Fear of statistics is often a barrier to learning and applying Six Sigma methods. One way to minimize this fear is to remember that only three things can be done with statistics – describe, compare and relate. Many people are skeptical when they first hear this statement. “It couldn’t be that simple,” they think. However, beginning Six Sigma practitioners may find that this classification system is a helpful way to focus on the goal of the statistical application rather than immediately getting bogged down in statistical equations, symbols and theories. This system not only allows for better cataloguing of current knowledge but also provides a basis for absorbing new material – such as advanced statistical methods – with a clearer understanding.
Why care about reducing the fear-induced barrier to learning statistics? The simple answer is that without statistical thinking there is no data-based decision-making. Six Sigma initiatives give teams permission to improve processes. Most of the decisions made to improve processes are – hopefully – based on data. The language of these data-based decisions is statistics.
Essentially, data-based decision-making is using statistically based decision limits to make better decisions. It is specifically the fitting of distributions and the establishment of probabilities and decision limits that enable better decision-making.
For example, when a person is presented with a weather map on the morning news with temperature predictions and cold fronts, they decide whether to take an umbrella with them. They are the decision-maker looking at a communication – the weather map, which contains information, temperatures and fronts. That map is based on vast amounts of data and weather prediction models. Every person has some internally determined decision limit or threshold, above which, they decide to grab the umbrella.
Not only do people use statistics to make daily decisions, everyone thinks statistically. People are pattern-based creatures. Everyone calculates probabilities all day long. “What is the probability of snow?” “Should I go home this way or that?” We absorb statistics and probabilities easily but the statistics behind the scenes are a bit tougher. To break through the confusion, take a step back from the equations and symbol logic and remember the three things that can be done with statistics.
Descriptive statistics are concerned with taking data and turning it into useful and consumable information. Transforming data into information starts with summary statistics (mean, median, range, and standard deviation). This is similar to the weather person reporting average temperatures with record lows and highs. Understandably, many folks do not like numerical summaries, tables and spreadsheets. The old saying that “A picture is worth a thousand words” – or numbers in this case – is dead on. Several graphical techniques are available to illustrate and improve communication, including Boxplots, histograms, Paretos, run charts and many others, including a weather map, for example. Another critical part of descriptive statistics is fitting data to distributions (i.e., Poisson, binomial, normal) which is critical for purposes of prediction and decision-making. Think of that 50 percent chance of rain prediction that convinced at least some in the office to carry an umbrella.
The ability to compare things is one of the most useful skills in the Six Sigma body of knowledge. In project work, comparative experiments are used to validate whether a project was successful or not. At least two checks are regularly made to validate projects: First, did the team shift the mean of the main pain project metric?
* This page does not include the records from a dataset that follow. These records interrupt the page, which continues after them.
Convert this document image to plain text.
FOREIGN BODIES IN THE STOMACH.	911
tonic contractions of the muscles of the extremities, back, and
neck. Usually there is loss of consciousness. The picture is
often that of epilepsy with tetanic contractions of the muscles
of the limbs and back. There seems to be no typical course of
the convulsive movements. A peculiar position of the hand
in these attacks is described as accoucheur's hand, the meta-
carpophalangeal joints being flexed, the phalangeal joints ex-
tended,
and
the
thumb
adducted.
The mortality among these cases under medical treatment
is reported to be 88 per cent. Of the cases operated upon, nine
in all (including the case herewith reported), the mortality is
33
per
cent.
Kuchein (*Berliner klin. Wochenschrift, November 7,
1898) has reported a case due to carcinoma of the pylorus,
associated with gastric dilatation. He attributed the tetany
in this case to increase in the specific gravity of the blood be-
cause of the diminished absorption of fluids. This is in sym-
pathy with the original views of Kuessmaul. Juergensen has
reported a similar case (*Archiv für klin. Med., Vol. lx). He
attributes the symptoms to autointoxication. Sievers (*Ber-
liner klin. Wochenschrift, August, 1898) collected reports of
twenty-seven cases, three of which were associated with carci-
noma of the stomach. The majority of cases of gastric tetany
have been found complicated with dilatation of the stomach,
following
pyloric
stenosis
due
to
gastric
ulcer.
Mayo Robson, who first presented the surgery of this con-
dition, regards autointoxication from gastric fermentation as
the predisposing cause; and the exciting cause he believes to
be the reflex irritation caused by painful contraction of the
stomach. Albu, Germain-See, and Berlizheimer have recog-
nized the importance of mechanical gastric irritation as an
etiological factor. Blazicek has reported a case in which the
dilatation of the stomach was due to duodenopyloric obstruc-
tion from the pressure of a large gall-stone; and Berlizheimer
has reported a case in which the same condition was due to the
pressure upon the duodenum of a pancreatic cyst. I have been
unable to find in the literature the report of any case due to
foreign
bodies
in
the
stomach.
Second, did the team decrease the variability of the main pain project metric? Other uses for comparative experiments are to stratify data, validate relationships and check control groups.
Even though many different types of comparative experiments exist, it is useful to remember that comparative experiments answer only one question, “Did I make a difference?” To answer this question, hypotheses are proposed, assumptions made, samples drawn from one or more populations, test statistics calculated and decisions made. Often a stepwise procedure is employed and it is the same for any comparative experiment: one recipe to answer one question. The only place to mess this up is to pick the wrong test. Therefore, a project team should find a good comparative experiment decision tree to help decide which test to use.
In the weather example, a viewer could explore whether it is more likely to rain in March or April, whether two different TV stations make different predictions, and so forth.
Relating things to one another – in other words, discovering and exploring relationships – helps in understanding and ultimately in establishing predictive models. Relational statistics break up into two broad categories: historical studies and designed experiments. Historical data is analyzed with regression and is comprised of correlations and regression. Correlations ask, “How do two things vary together? Is there a correlation between humidity and rainfall?” Regression asks, “How well can you predict one thing if you know other characteristics?” Designed experiments negate problems with regression with good research methods but require greater planning and execution skills. It may help to think of design of experiments (DOE) as active and regression as passive. DOE explores cause-and-effect relationships between and amongst many variables and also generates prediction models. For example, if a cloud is seeded with compounds X, Y and Z, then how much will it rain? In summary, both DOE and regression are focused on creating predictive models to make better data-based decisions.
Conclusion: A Pyramid to Insight
All three of these statistical wrenches build a foundation upon which advanced statistical analysis and data-based decision-making can be accomplished. It also is worth mentioning that the wrenches are used in a particular order. It takes descriptive statistics to complete comparative statistics and comparative statistics to complete relational statistics. Think of it as a pyramid building toward more advanced and insightful analysis and decision-making. Keeping statistics simple is an ongoing battle. The barrier needs to be kept low to enable more folks to leverage the power of Six Sigma without losing the statistical rigor.